Paolo de Paola ha rilasciato alcune dichiarazioni ai microfoni di 'Arena Maradona', programma di Radio CRC"Vendere Jorginho al Chelsea per 60 milioni non si rivelato un affare per il Napoli, in fondo? Sono napoletano e so che in città c'è sempre una sorta di autolesionismo e voglia di giudicare perennemente le cose, quando invece bisognerebbe avere l'umiltà di guardare i fatti. Ad esempio, ora si mette continuamente in discussione anche Lorenzo Insigne.
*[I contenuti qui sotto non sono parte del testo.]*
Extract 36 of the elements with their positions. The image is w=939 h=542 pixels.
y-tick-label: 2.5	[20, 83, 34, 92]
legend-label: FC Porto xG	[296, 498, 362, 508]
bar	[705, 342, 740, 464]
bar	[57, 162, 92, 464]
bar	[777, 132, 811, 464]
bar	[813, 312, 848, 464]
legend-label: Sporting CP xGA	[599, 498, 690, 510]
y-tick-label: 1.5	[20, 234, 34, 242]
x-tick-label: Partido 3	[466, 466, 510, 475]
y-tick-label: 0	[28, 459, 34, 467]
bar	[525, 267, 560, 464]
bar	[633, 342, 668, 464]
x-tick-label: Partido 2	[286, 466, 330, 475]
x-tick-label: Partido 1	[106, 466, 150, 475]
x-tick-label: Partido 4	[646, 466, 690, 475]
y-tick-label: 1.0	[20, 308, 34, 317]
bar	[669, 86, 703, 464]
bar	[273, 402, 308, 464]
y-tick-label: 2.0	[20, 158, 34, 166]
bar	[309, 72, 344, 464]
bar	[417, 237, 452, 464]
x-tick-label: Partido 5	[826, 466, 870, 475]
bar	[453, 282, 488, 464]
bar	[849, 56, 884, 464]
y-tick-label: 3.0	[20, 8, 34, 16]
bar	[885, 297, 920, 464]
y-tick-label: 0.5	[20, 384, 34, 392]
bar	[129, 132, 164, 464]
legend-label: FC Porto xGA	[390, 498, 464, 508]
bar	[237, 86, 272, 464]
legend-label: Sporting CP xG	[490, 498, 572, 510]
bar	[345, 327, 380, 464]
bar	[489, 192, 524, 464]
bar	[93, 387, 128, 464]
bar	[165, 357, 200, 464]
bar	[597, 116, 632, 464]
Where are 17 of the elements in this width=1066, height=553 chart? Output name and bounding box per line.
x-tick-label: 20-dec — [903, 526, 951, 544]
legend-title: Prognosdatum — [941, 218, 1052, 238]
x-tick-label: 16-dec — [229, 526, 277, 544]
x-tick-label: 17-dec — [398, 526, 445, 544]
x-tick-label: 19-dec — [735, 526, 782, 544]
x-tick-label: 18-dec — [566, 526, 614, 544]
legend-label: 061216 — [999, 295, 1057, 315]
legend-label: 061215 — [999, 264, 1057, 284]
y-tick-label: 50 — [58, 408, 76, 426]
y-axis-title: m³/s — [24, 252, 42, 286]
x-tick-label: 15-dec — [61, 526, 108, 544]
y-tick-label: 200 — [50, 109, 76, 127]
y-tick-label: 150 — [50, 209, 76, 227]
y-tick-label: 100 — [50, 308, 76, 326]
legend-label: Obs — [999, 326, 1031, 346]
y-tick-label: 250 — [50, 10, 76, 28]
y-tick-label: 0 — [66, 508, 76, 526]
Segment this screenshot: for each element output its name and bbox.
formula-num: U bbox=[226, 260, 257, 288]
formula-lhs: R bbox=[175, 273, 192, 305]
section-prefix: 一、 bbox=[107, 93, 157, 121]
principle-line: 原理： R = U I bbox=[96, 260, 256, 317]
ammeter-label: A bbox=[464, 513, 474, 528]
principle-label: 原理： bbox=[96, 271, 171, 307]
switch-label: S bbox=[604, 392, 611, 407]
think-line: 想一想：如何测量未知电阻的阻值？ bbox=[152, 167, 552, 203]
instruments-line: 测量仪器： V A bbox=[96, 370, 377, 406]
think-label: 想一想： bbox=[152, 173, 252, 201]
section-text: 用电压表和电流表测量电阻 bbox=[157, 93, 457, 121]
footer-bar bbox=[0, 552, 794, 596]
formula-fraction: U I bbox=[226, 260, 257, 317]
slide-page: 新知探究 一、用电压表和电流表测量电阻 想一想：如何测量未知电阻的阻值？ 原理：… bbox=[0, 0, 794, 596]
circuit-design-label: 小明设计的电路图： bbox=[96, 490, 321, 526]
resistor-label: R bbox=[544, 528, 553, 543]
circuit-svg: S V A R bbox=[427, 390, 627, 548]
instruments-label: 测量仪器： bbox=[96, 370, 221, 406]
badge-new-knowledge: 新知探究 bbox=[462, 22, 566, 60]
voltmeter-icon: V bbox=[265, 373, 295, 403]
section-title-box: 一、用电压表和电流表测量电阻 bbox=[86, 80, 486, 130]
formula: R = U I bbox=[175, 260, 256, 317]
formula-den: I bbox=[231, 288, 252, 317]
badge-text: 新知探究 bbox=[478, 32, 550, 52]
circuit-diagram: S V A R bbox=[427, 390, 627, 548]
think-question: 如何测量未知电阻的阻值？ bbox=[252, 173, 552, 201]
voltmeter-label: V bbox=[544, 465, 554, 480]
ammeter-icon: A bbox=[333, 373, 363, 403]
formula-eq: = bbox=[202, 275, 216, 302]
I commenti critici arrivano spesso proprio dai napoletani. Attorno ad Insigne si può costruire moltissimo, ce lo invidiano parecchie squadre. Perché non dargli dargli fiducia, quindi?", ha affermato il noto giornalista sportivo

"Mi auguro che rinnovi prestito. Lo Stesso Insigne - ha aggiunto - deve riflettere e capire quanto possa essere ancora leader assoluto di questa squadra per i prossimi cinque anni. Non è colpa sua, ma del presidente Aurelio De Laurentiis, che evidentemente ha deciso di agire in maniera differente e ridimensionare, spalmando il suo ingaggio. Si respira aria di ridimensionamento, anche se è una brutta parola. Di Lorenzo? Sta esplodendo agli Europei, ma l'avevo visto benissimo già al Napoli. Matteo Pessina? E' un ragazzone simpatico, si diverte giocando al calcio e lo si vede. Non so se sia maturo per essere schierato titolare, ho qualche dubbio, ma lo apprezzo. Luciano Spalletti? E' bravo e sa gestire le patate bollenti. Lo farà anche a Napoli, dove ci sono problemi di gestione dei giocatori".